01 Oct The Truth About Elephants, Peanuts and Web Sites
Sitting like the proverbial 20,000 pound, hungry white elephant in the corner of the room, you try not to acknowledge or even pretend it exists. You’ve been told you must have one. Everyone in business has one.
Here’s a secret: Not everyone in business needs one.
Ask yourself if you want potential clients to better understand your business. Ask yourself if you dream of having a client educated about the benefits of your services or wares before you speak to them, allowing a quicker more seamless conversion from contact to sale. Do you want people to get your contact information with out hassle?

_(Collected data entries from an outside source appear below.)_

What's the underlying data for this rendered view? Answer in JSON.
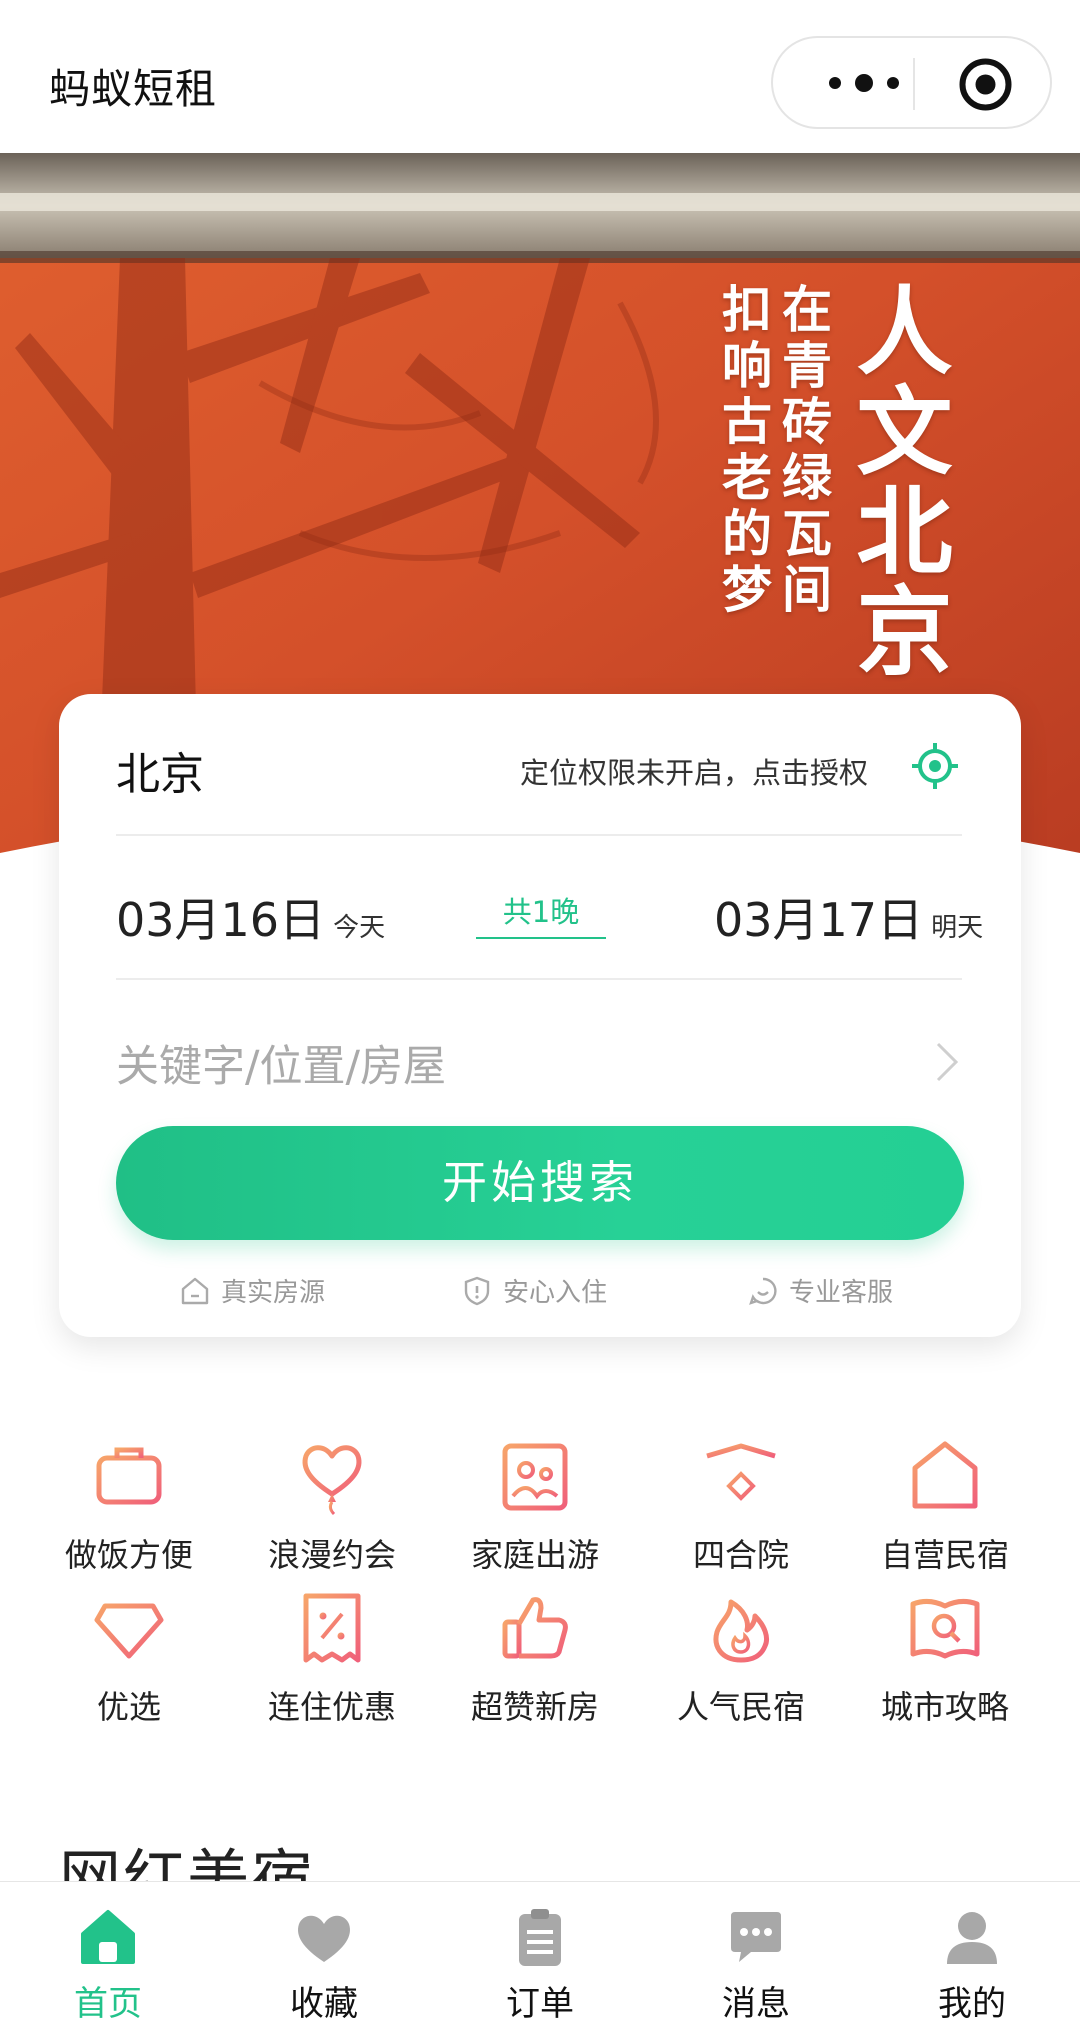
{
  "nav": {
    "title": "蚂蚁短租"
  },
  "banner": {
    "headline": "人文北京",
    "line1": "在青砖绿瓦间",
    "line2": "扣响古老的梦"
  },
  "search": {
    "city": "北京",
    "locate_hint": "定位权限未开启，点击授权",
    "checkin_date": "03月16日",
    "checkin_tag": "今天",
    "nights": "共1晚",
    "checkout_date": "03月17日",
    "checkout_tag": "明天",
    "keyword_placeholder": "关键字/位置/房屋",
    "search_button": "开始搜索",
    "assurances": [
      "真实房源",
      "安心入住",
      "专业客服"
    ]
  },
  "categories": [
    {
      "label": "做饭方便",
      "icon": "cooking-bag-icon"
    },
    {
      "label": "浪漫约会",
      "icon": "heart-balloon-icon"
    },
    {
      "label": "家庭出游",
      "icon": "family-photo-icon"
    },
    {
      "label": "四合院",
      "icon": "courtyard-gate-icon"
    },
    {
      "label": "自营民宿",
      "icon": "house-t-icon"
    },
    {
      "label": "优选",
      "icon": "diamond-icon"
    },
    {
      "label": "连住优惠",
      "icon": "discount-coupon-icon"
    },
    {
      "label": "超赞新房",
      "icon": "thumbs-up-icon"
    },
    {
      "label": "人气民宿",
      "icon": "flame-icon"
    },
    {
      "label": "城市攻略",
      "icon": "book-search-icon"
    }
  ],
  "section": {
    "title": "网红美宿"
  },
  "tabbar": [
    {
      "label": "首页",
      "icon": "home-icon",
      "active": true
    },
    {
      "label": "收藏",
      "icon": "heart-icon",
      "active": false
    },
    {
      "label": "订单",
      "icon": "clipboard-icon",
      "active": false
    },
    {
      "label": "消息",
      "icon": "chat-bubble-icon",
      "active": false
    },
    {
      "label": "我的",
      "icon": "user-icon",
      "active": false
    }
  ],
  "colors": {
    "accent": "#22c28a",
    "icon_gradient_start": "#f7a46a",
    "icon_gradient_end": "#f0607a",
    "banner_wall": "#d9512a",
    "tab_inactive": "#a8a8a8"
  }
}
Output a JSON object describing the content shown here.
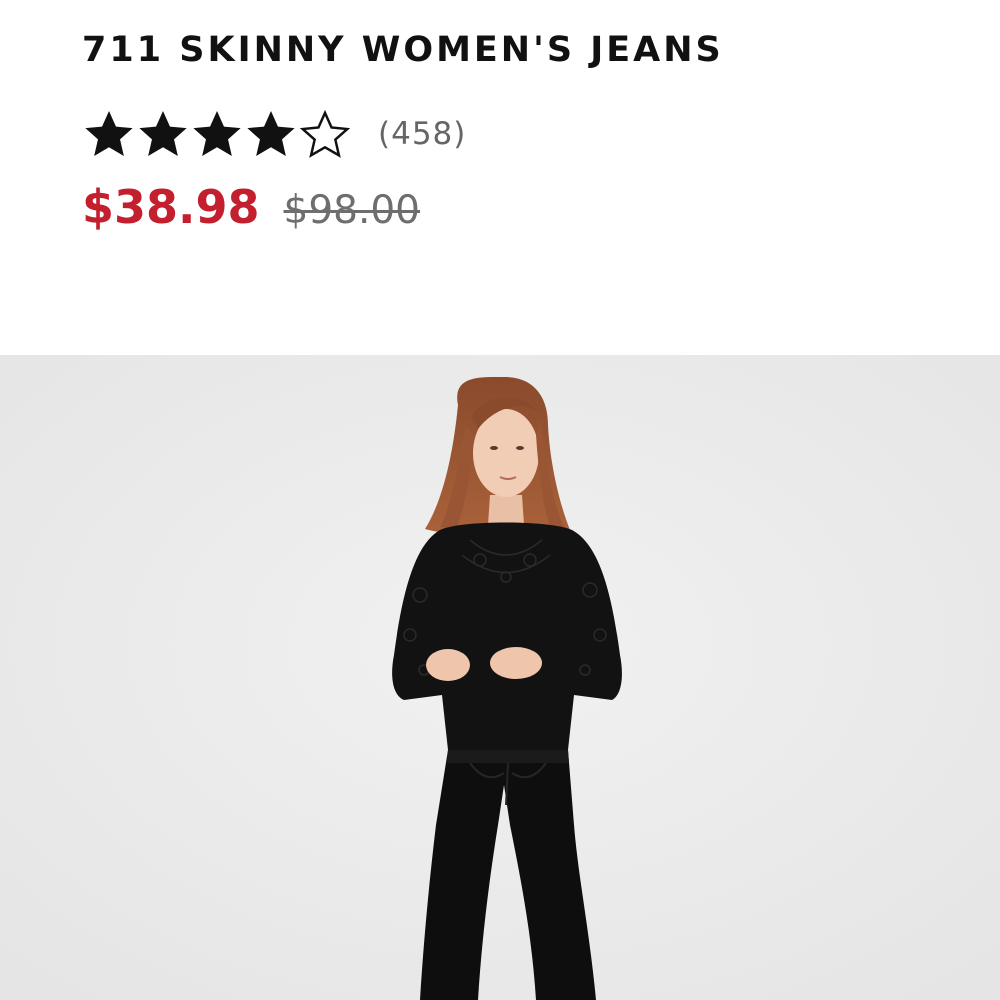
{
  "product": {
    "title": "711 SKINNY WOMEN'S JEANS",
    "rating": {
      "stars_filled": 4,
      "stars_total": 5,
      "review_count": "(458)"
    },
    "price": {
      "sale": "$38.98",
      "original": "$98.00"
    },
    "image": {
      "subject": "model-wearing-black-skinny-jeans-and-black-lace-top"
    }
  },
  "colors": {
    "sale_price": "#c41f2e",
    "original_price": "#6e6e6e",
    "star": "#111111",
    "image_background": "#ececec"
  }
}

If you answered ‘yes’ to any of these questions, you may want to consider a web site or reconsider the design of your existing site. If you’ve answered ‘no’, and have a web site, stock up on peanuts, elephants are hungry beasts.

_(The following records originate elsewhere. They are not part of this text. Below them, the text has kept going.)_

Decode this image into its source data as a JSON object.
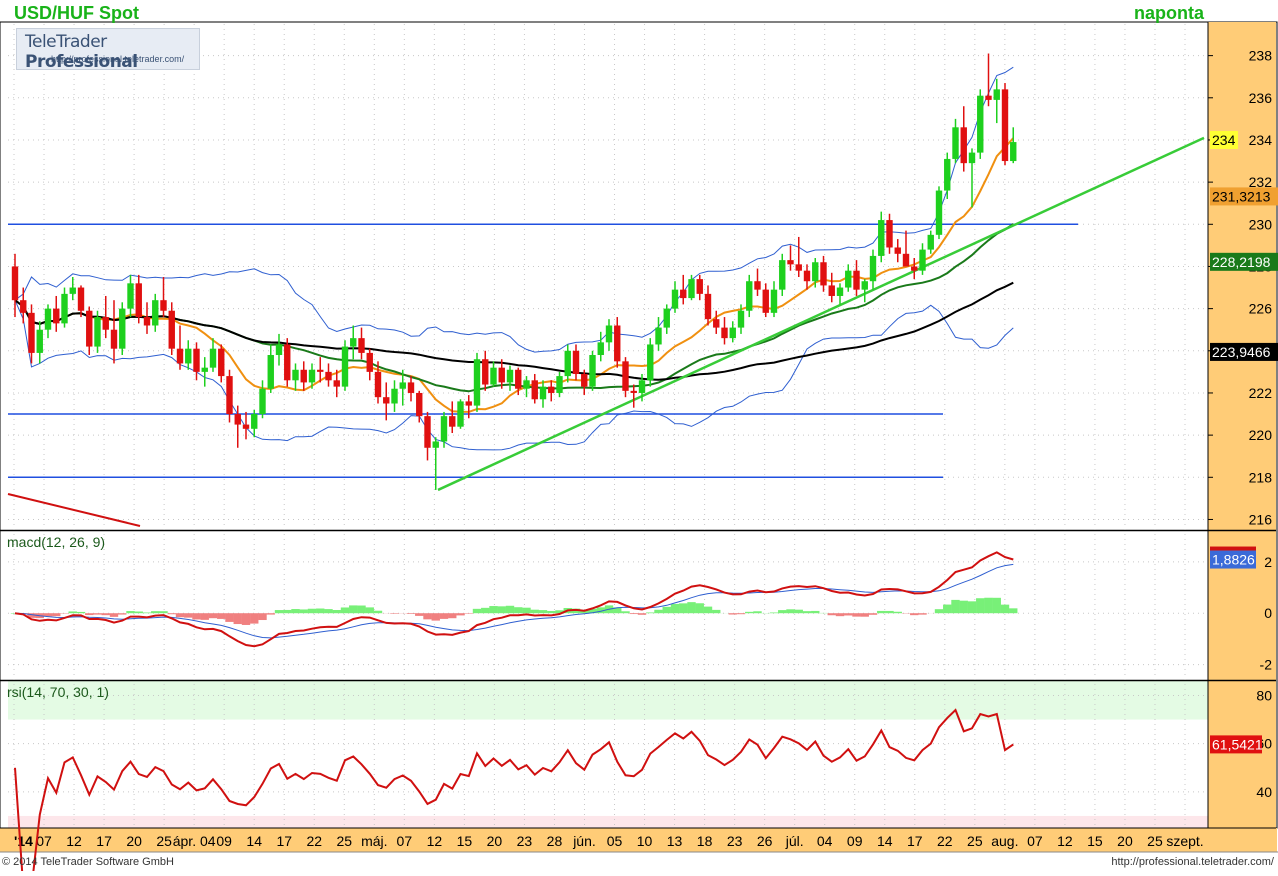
{
  "header": {
    "title": "USD/HUF Spot",
    "period": "naponta"
  },
  "branding": {
    "name_plain": "TeleTrader ",
    "name_bold": "Professional",
    "url": "http://professional.teletrader.com/"
  },
  "footer": {
    "copyright": "© 2014 TeleTrader Software GmbH",
    "url": "http://professional.teletrader.com/"
  },
  "colors": {
    "up_candle": "#1ed01e",
    "down_candle": "#e01010",
    "bollinger": "#2f5fd0",
    "sma_short": "#f09010",
    "sma_mid": "#1a7a1a",
    "sma_long": "#000000",
    "trendline": "#38cc38",
    "support_lines": "#1f4fe0",
    "macd_line": "#d01010",
    "signal_line": "#2f5fd0",
    "hist_pos": "#78f078",
    "hist_neg": "#f08080",
    "rsi_line": "#d01010",
    "axis_bg": "#ffcc77"
  },
  "chart_data": [
    {
      "type": "candlestick",
      "title": "USD/HUF Spot",
      "ylim": [
        215.5,
        239.5
      ],
      "yticks": [
        216,
        218,
        220,
        222,
        224,
        226,
        228,
        230,
        232,
        234,
        236,
        238
      ],
      "xlabels": [
        "'14",
        "07",
        "12",
        "17",
        "20",
        "25",
        "ápr. 04",
        "09",
        "14",
        "17",
        "22",
        "25",
        "máj.",
        "07",
        "12",
        "15",
        "20",
        "23",
        "28",
        "jún.",
        "05",
        "10",
        "13",
        "18",
        "23",
        "26",
        "júl.",
        "04",
        "09",
        "14",
        "17",
        "22",
        "25",
        "aug.",
        "07",
        "12",
        "15",
        "20",
        "25",
        "szept."
      ],
      "last_value_labels": [
        {
          "value": 234,
          "text": "234",
          "style": "price"
        },
        {
          "value": 231.3213,
          "text": "231,3213",
          "style": "sma_short"
        },
        {
          "value": 228.2198,
          "text": "228,2198",
          "style": "sma_mid"
        },
        {
          "value": 223.9466,
          "text": "223,9466",
          "style": "sma_long"
        }
      ],
      "horizontal_lines": [
        230,
        221,
        218
      ],
      "ohlc": [
        [
          228,
          228.6,
          225.6,
          226.4
        ],
        [
          226.4,
          227,
          225.3,
          225.8
        ],
        [
          225.8,
          226.2,
          223.4,
          223.9
        ],
        [
          223.9,
          225.4,
          223.4,
          225
        ],
        [
          225,
          226.2,
          224.6,
          226
        ],
        [
          226,
          226.6,
          224.9,
          225.3
        ],
        [
          225.3,
          227,
          225.1,
          226.7
        ],
        [
          226.7,
          227.5,
          226.4,
          227
        ],
        [
          227,
          227.1,
          225.6,
          225.9
        ],
        [
          225.9,
          226.1,
          223.8,
          224.2
        ],
        [
          224.2,
          225.9,
          223.9,
          225.6
        ],
        [
          225.6,
          226.6,
          224.6,
          225
        ],
        [
          225,
          226.4,
          223.4,
          224.1
        ],
        [
          224.1,
          226.3,
          223.8,
          226
        ],
        [
          226,
          227.6,
          225.6,
          227.2
        ],
        [
          227.2,
          227.6,
          225.3,
          225.6
        ],
        [
          225.6,
          226.3,
          224.8,
          225.2
        ],
        [
          225.2,
          226.7,
          224.9,
          226.4
        ],
        [
          226.4,
          227.5,
          225.6,
          225.9
        ],
        [
          225.9,
          226.3,
          223.8,
          224.1
        ],
        [
          224.1,
          225.2,
          223.1,
          223.4
        ],
        [
          223.4,
          224.5,
          223.1,
          224.1
        ],
        [
          224.1,
          224.4,
          222.6,
          223
        ],
        [
          223,
          223.7,
          222.3,
          223.2
        ],
        [
          223.2,
          224.6,
          223,
          224.1
        ],
        [
          224.1,
          224.3,
          222.5,
          222.8
        ],
        [
          222.8,
          223.1,
          220.6,
          221
        ],
        [
          221,
          221.4,
          219.4,
          220.5
        ],
        [
          220.5,
          221.1,
          219.8,
          220.3
        ],
        [
          220.3,
          221.2,
          219.9,
          221
        ],
        [
          221,
          222.6,
          220.8,
          222.2
        ],
        [
          222.2,
          224.3,
          222,
          223.8
        ],
        [
          223.8,
          224.8,
          223.3,
          224.3
        ],
        [
          224.3,
          224.6,
          222.3,
          222.6
        ],
        [
          222.6,
          223.4,
          222.1,
          223.1
        ],
        [
          223.1,
          223.5,
          222.1,
          222.5
        ],
        [
          222.5,
          223.4,
          222.2,
          223.1
        ],
        [
          223.1,
          223.7,
          222.5,
          223
        ],
        [
          223,
          223.4,
          222.3,
          222.6
        ],
        [
          222.6,
          223.1,
          221.8,
          222.3
        ],
        [
          222.3,
          224.5,
          222.1,
          224.2
        ],
        [
          224.2,
          225.2,
          223.6,
          224.6
        ],
        [
          224.6,
          225.1,
          223.6,
          223.9
        ],
        [
          223.9,
          224.1,
          222.6,
          223
        ],
        [
          223,
          223.5,
          221.5,
          221.8
        ],
        [
          221.8,
          222.5,
          220.7,
          221.5
        ],
        [
          221.5,
          222.6,
          221.1,
          222.2
        ],
        [
          222.2,
          223.1,
          221.4,
          222.5
        ],
        [
          222.5,
          222.8,
          221.6,
          222
        ],
        [
          222,
          222.1,
          220.6,
          220.9
        ],
        [
          220.9,
          221.1,
          218.8,
          219.4
        ],
        [
          219.4,
          219.9,
          217.4,
          219.7
        ],
        [
          219.7,
          221.1,
          219.4,
          220.9
        ],
        [
          220.9,
          221.6,
          220.1,
          220.4
        ],
        [
          220.4,
          221.7,
          220.3,
          221.6
        ],
        [
          221.6,
          221.9,
          220.8,
          221.4
        ],
        [
          221.4,
          223.9,
          221.1,
          223.6
        ],
        [
          223.6,
          224,
          222.1,
          222.4
        ],
        [
          222.4,
          223.5,
          222.3,
          223.2
        ],
        [
          223.2,
          223.6,
          222.2,
          222.5
        ],
        [
          222.5,
          223.3,
          222.1,
          223.1
        ],
        [
          223.1,
          223.2,
          221.9,
          222.2
        ],
        [
          222.2,
          222.8,
          221.8,
          222.6
        ],
        [
          222.6,
          222.9,
          221.5,
          221.7
        ],
        [
          221.7,
          222.6,
          221.3,
          222.3
        ],
        [
          222.3,
          222.6,
          221.6,
          222
        ],
        [
          222,
          223,
          221.8,
          222.8
        ],
        [
          222.8,
          224.3,
          222.5,
          224
        ],
        [
          224,
          224.3,
          222.6,
          222.9
        ],
        [
          222.9,
          223.1,
          221.9,
          222.3
        ],
        [
          222.3,
          224,
          222.1,
          223.8
        ],
        [
          223.8,
          224.9,
          223.5,
          224.4
        ],
        [
          224.4,
          225.5,
          224,
          225.2
        ],
        [
          225.2,
          225.6,
          223.2,
          223.5
        ],
        [
          223.5,
          223.7,
          221.8,
          222.1
        ],
        [
          222.1,
          222.4,
          221.3,
          222
        ],
        [
          222,
          222.9,
          221.6,
          222.6
        ],
        [
          222.6,
          224.6,
          222.3,
          224.3
        ],
        [
          224.3,
          225.6,
          224,
          225.1
        ],
        [
          225.1,
          226.2,
          224.8,
          226
        ],
        [
          226,
          227.3,
          225.8,
          226.9
        ],
        [
          226.9,
          227.6,
          226.2,
          226.5
        ],
        [
          226.5,
          227.6,
          226.4,
          227.4
        ],
        [
          227.4,
          227.6,
          226.4,
          226.7
        ],
        [
          226.7,
          227.1,
          225.2,
          225.5
        ],
        [
          225.5,
          225.9,
          224.8,
          225.1
        ],
        [
          225.1,
          225.6,
          224.3,
          224.6
        ],
        [
          224.6,
          225.4,
          224.4,
          225.1
        ],
        [
          225.1,
          226.2,
          224.8,
          225.9
        ],
        [
          225.9,
          227.6,
          225.6,
          227.3
        ],
        [
          227.3,
          227.9,
          226.6,
          226.9
        ],
        [
          226.9,
          227.2,
          225.6,
          225.8
        ],
        [
          225.8,
          227.3,
          225.6,
          226.9
        ],
        [
          226.9,
          228.6,
          226.6,
          228.3
        ],
        [
          228.3,
          229,
          227.8,
          228.1
        ],
        [
          228.1,
          229.4,
          227.5,
          227.8
        ],
        [
          227.8,
          228.1,
          226.9,
          227.3
        ],
        [
          227.3,
          228.4,
          227,
          228.2
        ],
        [
          228.2,
          228.5,
          226.8,
          227.1
        ],
        [
          227.1,
          227.7,
          226.3,
          226.6
        ],
        [
          226.6,
          227.2,
          226.2,
          227
        ],
        [
          227,
          228.1,
          226.8,
          227.8
        ],
        [
          227.8,
          228.3,
          226.6,
          226.9
        ],
        [
          226.9,
          227.4,
          226.3,
          227.3
        ],
        [
          227.3,
          228.8,
          226.9,
          228.5
        ],
        [
          228.5,
          230.6,
          228.2,
          230.2
        ],
        [
          230.2,
          230.5,
          228.6,
          228.9
        ],
        [
          228.9,
          229.3,
          228.2,
          228.6
        ],
        [
          228.6,
          229.7,
          228.1,
          228
        ],
        [
          228,
          228.4,
          227.4,
          227.8
        ],
        [
          227.8,
          229.1,
          227.6,
          228.8
        ],
        [
          228.8,
          229.7,
          228.6,
          229.5
        ],
        [
          229.5,
          231.8,
          229.3,
          231.6
        ],
        [
          231.6,
          233.4,
          231.2,
          233.1
        ],
        [
          233.1,
          235,
          232.9,
          234.6
        ],
        [
          234.6,
          235.6,
          232.5,
          232.9
        ],
        [
          232.9,
          233.6,
          230.8,
          233.4
        ],
        [
          233.4,
          236.4,
          233.1,
          236.1
        ],
        [
          236.1,
          238.1,
          235.6,
          235.9
        ],
        [
          235.9,
          236.9,
          234.8,
          236.4
        ],
        [
          236.4,
          236.7,
          232.8,
          233
        ],
        [
          233,
          234.6,
          232.9,
          233.9
        ]
      ]
    },
    {
      "type": "line",
      "title": "macd(12, 26, 9)",
      "ylim": [
        -2.6,
        3.2
      ],
      "yticks": [
        -2,
        0,
        2
      ],
      "last_value_label": "1,8826"
    },
    {
      "type": "line",
      "title": "rsi(14, 70, 30, 1)",
      "ylim": [
        25,
        86
      ],
      "yticks": [
        40,
        60,
        80
      ],
      "overbought": 70,
      "oversold": 30,
      "last_value_label": "61,5421"
    }
  ]
}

Here are a few important reasons to have a web site and make sure it is a good one.
Web Sites can be used as a storefront, a brochure or a portfolio. Regardless of your intent, the site is a window into how you think and run your enterprise. It displays your company culture and working style. For example, a simple decision regarding color can affect how people perceive your message. Stop for a moment and imagine a color, perhaps bright red. What adjectives spring to mind? Possibly hot, exciting, vivacious? If you have a health spa that specializes in relaxation and winding down, red may not be the right color.
Whether consciously or unconsciously, your web site highlights facets of the business that are important to you. The inclusion or omission of content on your site tells your potential clients what aspects of your operations take precedent. Attention to detail, presentation, and self image are all related within seconds of loading one’s web page. Understand this fact and take advantage of it.

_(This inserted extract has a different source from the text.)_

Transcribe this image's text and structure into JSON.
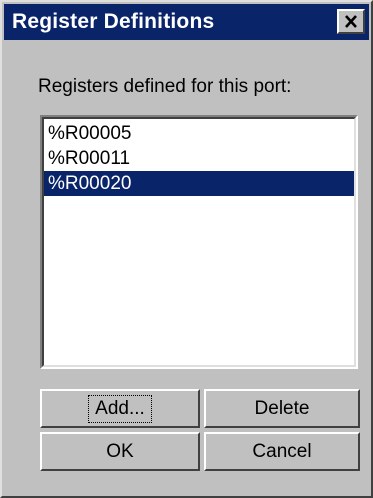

Perhaps most importantly, you are providing numerous ways to make that vital contact with your operations. People can learn your phone number, pertinent email addresses and your physical address without doing more than typing your business name into their Internet browser window.
Web Sites also provide the opportunity to give a background or history of the enterprise. Either through a written history or a portfolio of work, the site will show where you’ve been and where you plan to go. Telling your customers the basis of your business allows them to understand “where you’re coming from” and whether they would like to join you along the way.
Lastly, a web site should present the argument of why this potential client should choose you over your competition. Do you make the best widget in the nation? Tell them. Do you provide the most creative solution to computer hardware needs? Tell them. People don’t know what you don’t tell them. After all, we are all in business to stay in business and that often necessitates doing that business with the best.
Remember, a web site is a tool, not a panacea. Your hammer won’t hammer nails unless you pick it up and use it. The same holds true for your marketing materials, including your web site. Unless you make them an integral part of how you sell your business by taking advantage of the teaching, (read: selling), capabilities, you will simply be spending money on peanuts.